Certain statutory duties are imposed on the company but are entrusted to the directors, such as the requirement to maintain the statutory registers. Other statutory duties are imposed on directors themselves such as the various transactions involving the directors personally and the company.

Directors’ statutory duties include a wide variety of requirements such as:-

  • Duties as a company officer to comply with the Companies Acts;

  • Duty to maintain proper books of account;

  • Duty to prepare annual accounts;

  • Duty to have an annual audit carried out;

  • Duty to maintain certain registers and other documents;

  • Duty to file documentation with the Companies Registration Office;

  • Duty of disclosure of certain personal information;

  • Duty to convene general meetings of the company;

  • Duties regarding transactions between the Directors and the company; and

  • Duties when a company is in liquidation or insolvent.

Negligence In Duties 

Penalties fluctuate depending on the precise offence and vary from financial penalties to being restricted from being a director of certain companies for five years to disqualification as a director.

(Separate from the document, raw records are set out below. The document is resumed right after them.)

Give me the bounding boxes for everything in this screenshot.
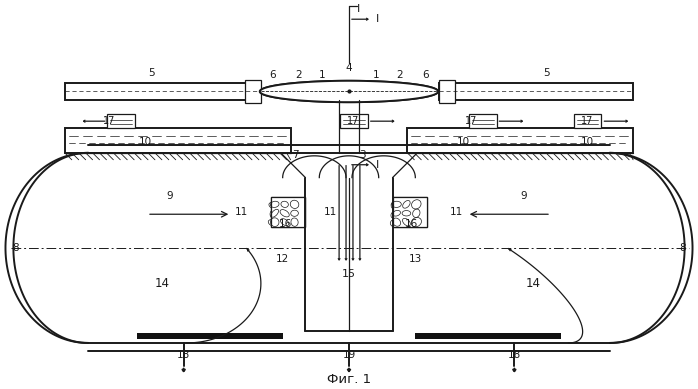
Bar [439,82,633,100]
Text: Фиг. 1: Фиг. 1 [327,373,371,386]
Text: 2: 2 [396,70,403,80]
Text: 12: 12 [276,254,289,264]
Text: 19: 19 [343,350,355,360]
Bar [245,80,261,103]
Bar [574,114,602,128]
Text: 17: 17 [103,116,116,126]
Text: 3: 3 [359,150,366,160]
Text: I: I [376,14,379,24]
Text: 10: 10 [457,137,470,147]
Text: I: I [357,4,361,14]
Text: 17: 17 [465,116,477,126]
Text: 8: 8 [679,243,686,253]
Text: 13: 13 [409,254,422,264]
Bar [392,197,427,227]
Text: 6: 6 [422,70,429,80]
Text: 11: 11 [235,207,248,217]
Bar [415,333,561,339]
Bar [271,197,306,227]
Bar [408,128,633,153]
Text: 18: 18 [177,350,191,360]
Text: 15: 15 [342,269,356,279]
Bar [392,197,427,227]
Bar [137,333,283,339]
Text: 11: 11 [324,207,337,217]
Text: 16: 16 [279,219,292,229]
Text: 8: 8 [12,243,19,253]
Bar [340,114,368,128]
Text: 9: 9 [520,191,526,202]
Bar [65,128,290,153]
Text: 6: 6 [269,70,276,80]
Text: 10: 10 [581,137,594,147]
Text: 17: 17 [347,116,359,126]
Polygon shape [260,81,438,102]
Text: I: I [376,160,379,170]
Text: 4: 4 [346,63,352,73]
Text: 14: 14 [526,277,541,290]
Text: 18: 18 [507,350,521,360]
Text: 2: 2 [295,70,302,80]
Text: 1: 1 [373,70,379,80]
Bar [469,114,496,128]
Text: 11: 11 [450,207,463,217]
Bar [65,82,261,100]
Text: 1: 1 [319,70,325,80]
Text: 17: 17 [581,116,594,126]
Text: 7: 7 [292,150,299,160]
Bar [439,80,455,103]
Text: 5: 5 [149,68,155,78]
Bar [271,197,306,227]
Text: 14: 14 [154,277,170,290]
Text: 9: 9 [167,191,173,202]
Text: 10: 10 [138,137,151,147]
Bar [107,114,135,128]
Text: 5: 5 [543,68,549,78]
Text: 16: 16 [405,219,418,229]
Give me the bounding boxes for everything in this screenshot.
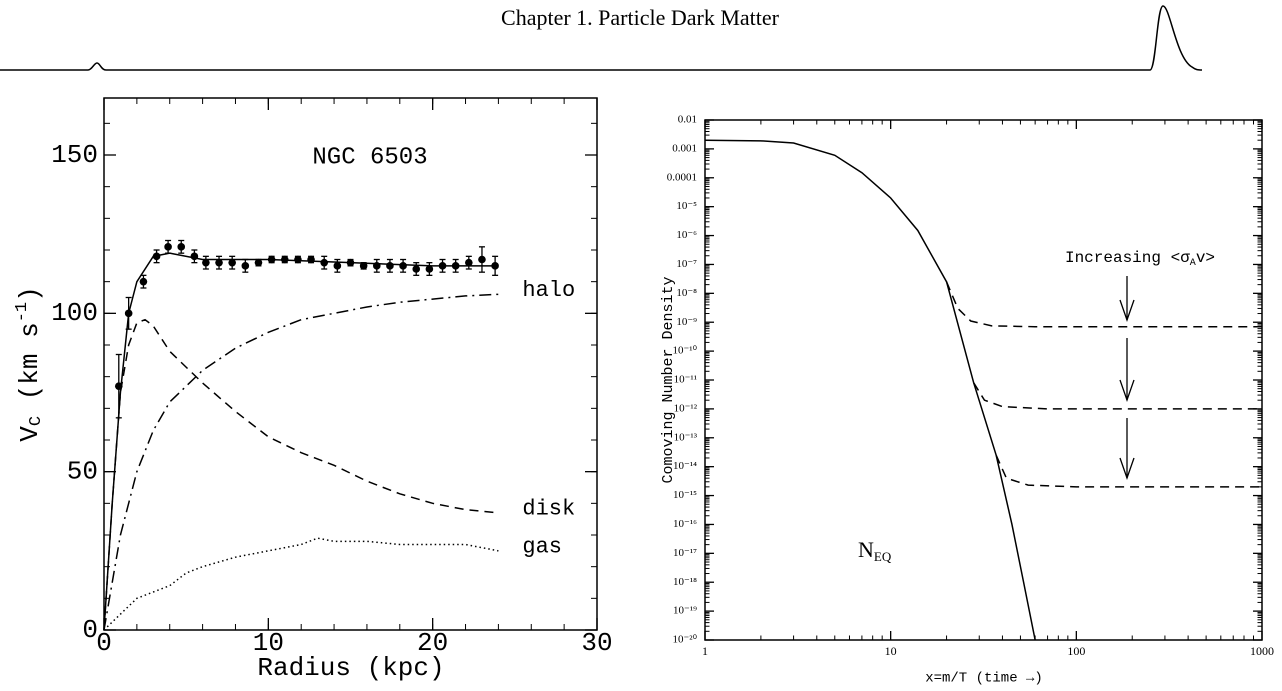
plot-frame [103,97,598,631]
x-axis-label: Radius (kpc) [257,653,444,683]
series-line [945,281,1262,328]
data-point [190,252,199,261]
y-tick-label: 0 [82,615,98,645]
arrow-annotation-text: Increasing <σ [1065,249,1190,267]
series-line [995,454,1262,488]
series-line [973,382,1262,410]
arrow-head [1119,299,1135,322]
y-axis-label-sub: C [27,416,46,426]
y-axis-label-sup: -1 [13,302,32,322]
data-point [215,258,223,267]
x-tick-label: 1000 [1250,644,1274,658]
curve-label-text: N [858,537,874,562]
series-label: gas [522,535,562,560]
x-tick-label: 100 [1067,644,1085,658]
curve-line [103,252,499,631]
arrow-head [1119,457,1135,480]
x-tick-label: 10 [885,644,897,658]
y-tick-label: 10⁻²⁰ [672,634,697,646]
y-tick-label: 10⁻¹⁸ [673,576,697,588]
data-point [465,258,473,267]
data-point [333,262,342,270]
y-axis-label-end: ) [15,286,45,302]
data-point [139,277,148,286]
x-tick-label: 0 [96,628,112,658]
data-point [177,243,186,251]
data-point [399,262,407,270]
arrow-head [1119,379,1135,402]
data-point [307,255,315,264]
data-point [152,252,161,261]
y-tick-label: 0.001 [672,142,697,154]
curve-label-sub: EQ [874,549,892,564]
data-point [491,262,499,270]
annotation: NGC 6503 [312,144,427,171]
y-tick-label: 150 [51,140,98,170]
y-tick-label: 10⁻¹⁰ [672,345,697,357]
x-tick-label: 20 [417,628,448,658]
data-point [241,262,250,270]
data-point [372,262,381,270]
y-tick-label: 10⁻¹³ [674,431,698,443]
data-point [124,309,133,318]
y-tick-label: 50 [67,457,98,487]
x-tick-label: 30 [581,628,612,658]
header-rule [0,5,1203,71]
y-tick-label: 10⁻⁹ [676,316,697,328]
data-point [438,262,447,270]
data-point [114,382,123,390]
series-label: disk [522,497,575,522]
y-tick-label: 10⁻⁷ [676,258,697,270]
running-header: Chapter 1. Particle Dark Matter [501,5,780,30]
data-point [267,255,276,264]
data-point [280,255,289,264]
arrow-annotation: Increasing <σAv> [1065,249,1215,268]
y-tick-label: 0.01 [678,114,697,126]
series-line [103,293,499,631]
data-point [359,262,368,270]
y-axis-label-main: V [15,426,45,442]
data-point [478,255,486,264]
y-axis-label-unit: (km s [15,322,45,416]
y-tick-label: 10⁻¹¹ [674,374,697,386]
data-point [294,255,302,264]
y-tick-label: 10⁻⁸ [676,287,697,299]
series-line [103,537,499,631]
data-point [412,265,421,273]
y-tick-label: 10⁻⁶ [676,229,697,241]
data-point [386,262,394,270]
arrow-annotation-sub: A [1190,258,1196,269]
y-tick-label: 0.0001 [667,171,697,183]
y-tick-label: 10⁻¹⁹ [673,605,697,617]
series-line [103,318,499,631]
y-tick-label: 10⁻¹² [674,402,698,414]
data-point [451,262,460,270]
arrow-annotation-end: v> [1196,249,1215,267]
data-point [164,243,172,251]
data-point [254,258,263,267]
series-label: halo [522,278,575,303]
x-axis-label: x=m/T (time →) [925,671,1043,687]
data-point [320,258,329,267]
x-tick-label: 1 [702,644,708,658]
x-tick-label: 10 [253,628,284,658]
arrows [1119,276,1135,480]
data-point [202,258,210,267]
y-tick-label: 10⁻¹⁵ [673,489,697,501]
data-point [228,258,236,267]
y-axis-label: Comoving Number Density [660,276,677,483]
y-axis-label: VC (km s-1) [13,286,46,441]
y-tick-label: 10⁻⁵ [676,200,697,212]
plot-frame [704,119,1263,641]
curve-label: NEQ [858,537,892,564]
curve-line [704,139,1036,641]
data-point [425,265,434,273]
y-tick-label: 100 [51,298,98,328]
data-point [346,258,355,267]
y-tick-label: 10⁻¹⁷ [673,547,697,559]
y-tick-label: 10⁻¹⁶ [673,518,697,530]
y-tick-label: 10⁻¹⁴ [673,460,697,472]
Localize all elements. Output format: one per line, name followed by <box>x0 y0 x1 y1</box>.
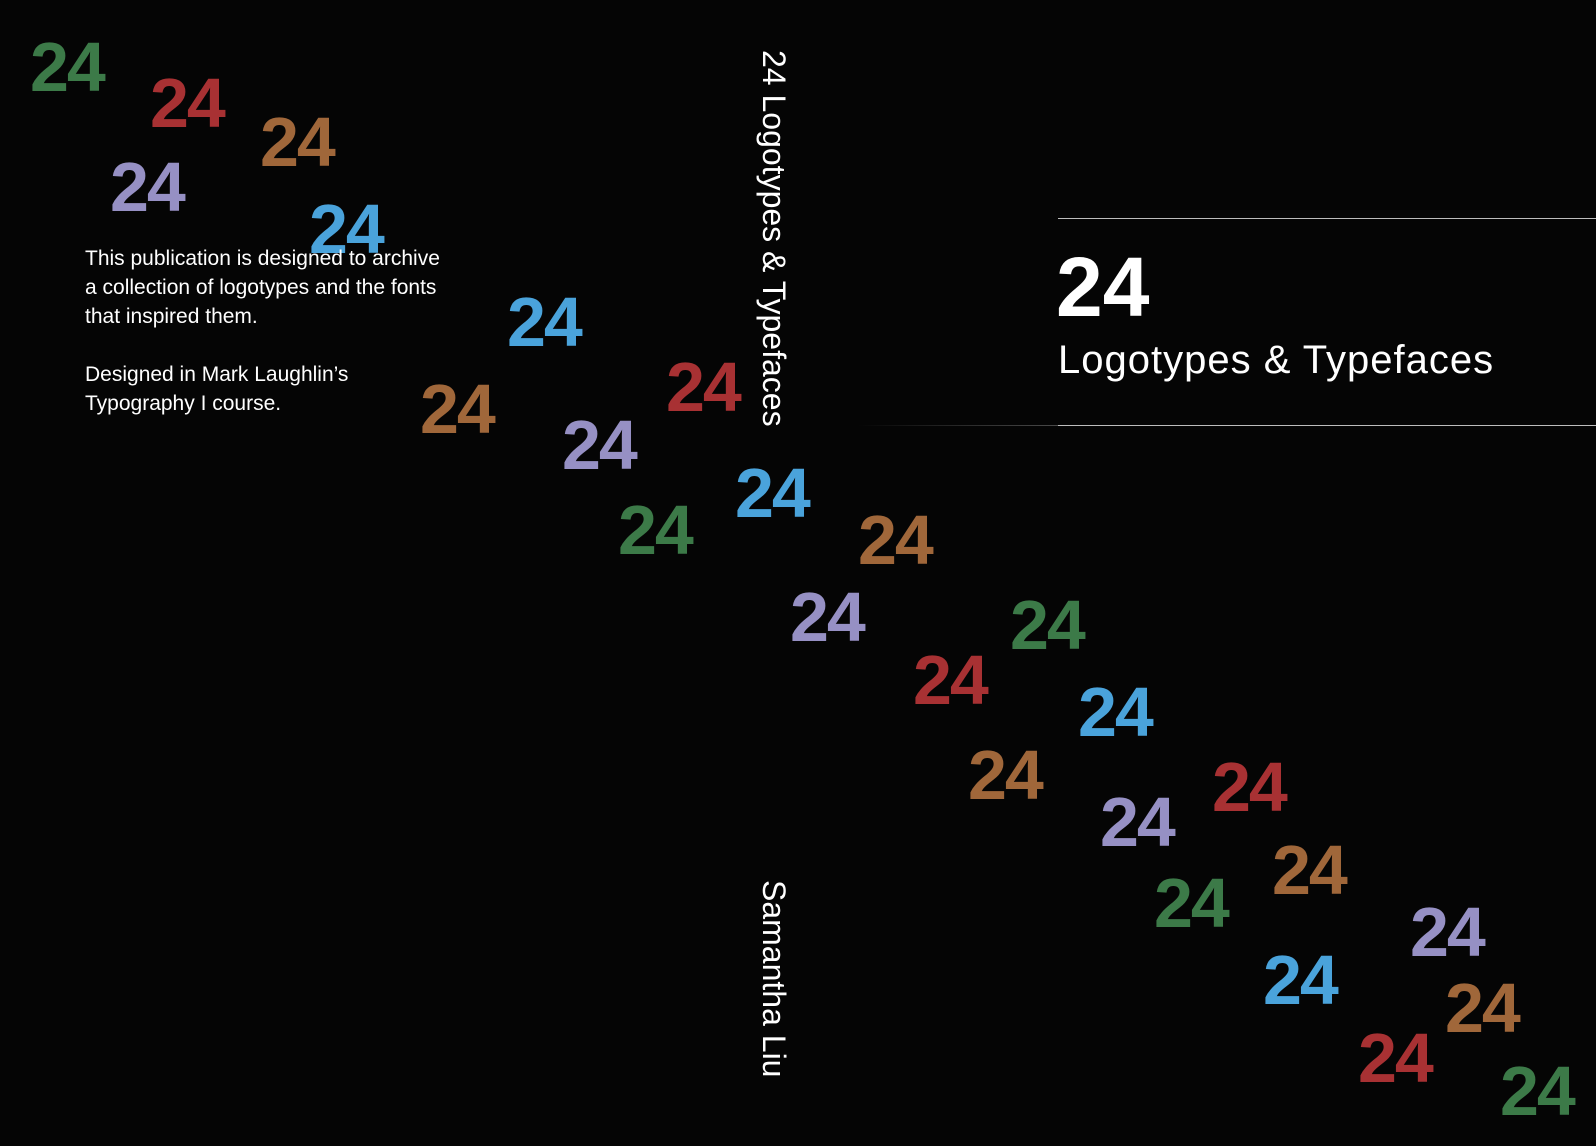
decorative-number-24: 24 <box>666 348 742 426</box>
decorative-number-24: 24 <box>110 148 186 226</box>
front-cover-subtitle: Logotypes & Typefaces <box>1058 338 1495 382</box>
decorative-number-24: 24 <box>968 736 1044 814</box>
credit-paragraph: Designed in Mark Laughlin’s Typography I… <box>85 360 505 418</box>
credit-line: Designed in Mark Laughlin’s <box>85 363 349 386</box>
credit-line: Typography I course. <box>85 392 282 415</box>
decorative-number-24: 24 <box>913 641 989 719</box>
decorative-number-24: 24 <box>562 406 638 484</box>
description-line: This publication is designed to archive <box>85 247 440 270</box>
description-line: a collection of logotypes and the fonts <box>85 276 437 299</box>
back-cover-description: This publication is designed to archive … <box>85 244 505 447</box>
front-cover-number: 24 <box>1056 240 1150 334</box>
spine-title: 24 Logotypes & Typefaces <box>756 50 792 427</box>
decorative-number-24: 24 <box>420 370 496 448</box>
decorative-number-24: 24 <box>1078 673 1154 751</box>
decorative-number-24: 24 <box>1263 941 1339 1019</box>
decorative-number-24: 24 <box>260 103 336 181</box>
decorative-number-24: 24 <box>858 501 934 579</box>
decorative-number-24: 24 <box>1272 831 1348 909</box>
front-bottom-divider <box>1058 425 1596 426</box>
decorative-number-24: 24 <box>618 491 694 569</box>
decorative-number-24: 24 <box>1154 864 1230 942</box>
decorative-number-24: 24 <box>1358 1019 1434 1097</box>
front-bottom-divider-fade <box>858 425 1058 426</box>
front-top-divider <box>1058 218 1596 219</box>
decorative-number-24: 24 <box>30 28 106 106</box>
decorative-number-24: 24 <box>150 64 226 142</box>
decorative-number-24: 24 <box>790 578 866 656</box>
decorative-number-24: 24 <box>1100 783 1176 861</box>
description-paragraph: This publication is designed to archive … <box>85 244 505 331</box>
spine-author: Samantha Liu <box>756 880 792 1078</box>
decorative-number-24: 24 <box>1500 1052 1576 1130</box>
decorative-number-24: 24 <box>1212 748 1288 826</box>
decorative-number-24: 24 <box>1410 893 1486 971</box>
decorative-number-24: 24 <box>735 454 811 532</box>
decorative-number-24: 24 <box>309 190 385 268</box>
decorative-number-24: 24 <box>507 283 583 361</box>
decorative-number-24: 24 <box>1010 586 1086 664</box>
decorative-number-24: 24 <box>1445 969 1521 1047</box>
description-line: that inspired them. <box>85 305 258 328</box>
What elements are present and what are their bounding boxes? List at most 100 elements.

The High Court may disqualify persons from acting as directors of Irish companies for such periods as it sees fit  pursuant to Section 160 of the Companies Act 1990. Recent disqualification orders carried out by the Office of the Director of Corporate Enforcement have ranged from three to eight years. Disqualification can extend beyond the role of director and may include disqualification from any direct or indirect involvement in the promotion of companies. 

Directors Need To Be Aware Of Their Legal Responsibilities

It is crucial that directors take their duties seriously and ensure that they do not become subject to penalties or other judgments from the Office of the Director of Corporate Enforcement or the Companies Registration Office. Recent high profile cases both in Ireland and overseas have emphasised the consequences to which directors can become exposed to in their role.

All directors are bound to the duties and responsibilities which are set out above and every person appointed as a company director should become familiar with the legal responsibilities and obligations attached to the position.